Having horses means providing the best care possible, including healthy food, good training, and plenty of room to run around. Horses are most often bred on stud farms, meaning that the horses will have access to large pieces of land, and while this is a good thing in terms of exercises and controlling stress, it also means that a horse might accidentally come across a plant that could cause it harm.
There are a lot of poisonous plants throughout the world, and many of them grow readily in open fields, often presenting as nothing more than a harmless weed. For those that want to keep their horses safe, it’s best to keep an eye out for the following poisonous plants.
1. The Nightshade Family
Many of the plants that are a part of the Nightshade family are dangerous to horses as well as humans. Black and bittersweet nightshade are two examples, but horse nettle is another one that can cause extensive damage to any horse that eats it.
Tomatoes and potatoes, too, are part of the Nightshade family, meaning that they should be removed from any paddocks as much as possible. An animal that eats the plant might suffer damage to their central nervous systems and eating more than a few kilograms can even lead to death. A loss of appetite, coordination, and dilated pupils are some signs of Nightshade poisoning.
2. Maple Leaves
Although it isn’t common knowledge, the leaves off of Maple Trees are extremely toxic and cause the kidneys to shut down if eaten by a horse in large quantities. And it’s not just the fresh leaves that can cause problems, but even those that have fallen off of the tree and onto the ground.
In fact, leaves can retain their toxicity for up to a month after falling. Some of the symptoms of maple leaf poisoning include increased heart rate, problems breathing, coma, and even just consuming a few kilograms can quickly cause a fatality.

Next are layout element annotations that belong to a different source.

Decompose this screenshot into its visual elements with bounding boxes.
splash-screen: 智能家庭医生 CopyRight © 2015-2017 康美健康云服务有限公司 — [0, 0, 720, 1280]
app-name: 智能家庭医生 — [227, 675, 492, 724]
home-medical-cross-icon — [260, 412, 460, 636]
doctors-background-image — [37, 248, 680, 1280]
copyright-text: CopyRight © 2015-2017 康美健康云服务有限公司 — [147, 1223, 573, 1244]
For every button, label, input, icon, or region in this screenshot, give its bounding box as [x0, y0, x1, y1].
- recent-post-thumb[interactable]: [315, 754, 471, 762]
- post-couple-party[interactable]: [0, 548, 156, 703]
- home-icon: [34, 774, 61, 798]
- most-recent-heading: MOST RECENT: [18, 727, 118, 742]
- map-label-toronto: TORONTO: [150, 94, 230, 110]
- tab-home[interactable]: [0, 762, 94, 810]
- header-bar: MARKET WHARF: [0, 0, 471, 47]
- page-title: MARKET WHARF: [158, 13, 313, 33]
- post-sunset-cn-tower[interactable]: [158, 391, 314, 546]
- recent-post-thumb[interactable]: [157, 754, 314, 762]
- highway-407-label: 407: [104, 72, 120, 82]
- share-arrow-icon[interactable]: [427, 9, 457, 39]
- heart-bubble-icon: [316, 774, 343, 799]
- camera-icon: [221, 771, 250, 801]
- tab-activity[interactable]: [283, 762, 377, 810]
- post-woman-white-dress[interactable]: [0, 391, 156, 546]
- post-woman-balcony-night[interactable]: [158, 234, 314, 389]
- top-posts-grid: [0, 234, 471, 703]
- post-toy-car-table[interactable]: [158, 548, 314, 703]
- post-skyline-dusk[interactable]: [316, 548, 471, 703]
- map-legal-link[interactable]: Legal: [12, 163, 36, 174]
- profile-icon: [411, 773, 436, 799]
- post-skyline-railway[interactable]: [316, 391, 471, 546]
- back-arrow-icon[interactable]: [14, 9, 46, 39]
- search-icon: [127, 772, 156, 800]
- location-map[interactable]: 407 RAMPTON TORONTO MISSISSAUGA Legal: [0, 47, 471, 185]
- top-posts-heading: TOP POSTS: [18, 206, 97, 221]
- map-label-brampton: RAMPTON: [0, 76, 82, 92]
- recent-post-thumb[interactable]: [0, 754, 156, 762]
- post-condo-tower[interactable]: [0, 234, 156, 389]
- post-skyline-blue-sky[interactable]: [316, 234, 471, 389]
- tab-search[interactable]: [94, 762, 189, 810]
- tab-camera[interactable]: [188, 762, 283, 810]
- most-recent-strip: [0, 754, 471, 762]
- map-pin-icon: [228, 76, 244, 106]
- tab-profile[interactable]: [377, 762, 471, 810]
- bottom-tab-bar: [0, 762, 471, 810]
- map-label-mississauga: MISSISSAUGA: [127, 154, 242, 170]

Buttercups are not the most appealing plants to horses, and they will often avoid them completely even if they have access to them. Eating their leaves can cause irritation within the horse’s mouth, and they’ll quickly leave the rest.
It’s worth noting that the leaves are only toxic when eaten fresh, but once they have been sufficiently dried into hay, they lose their toxicity completely, and the owner can spend their money on their favourite games and claiming a NZ casino bonus rather than vet bills.
This plant is fairly unique plant with purple and white flowers as well as seed capsules that are covered in sines. The entirety of the plant is not edible for either humans or horses and should be avoided at all costs. A horse that has consumed
Jimsonweed will have a fast pulse, dilation of the pupils, an extremely dry mouth, seizures, and may fall into a coma. While does is not that common, it’s still possible if the animal eats enough.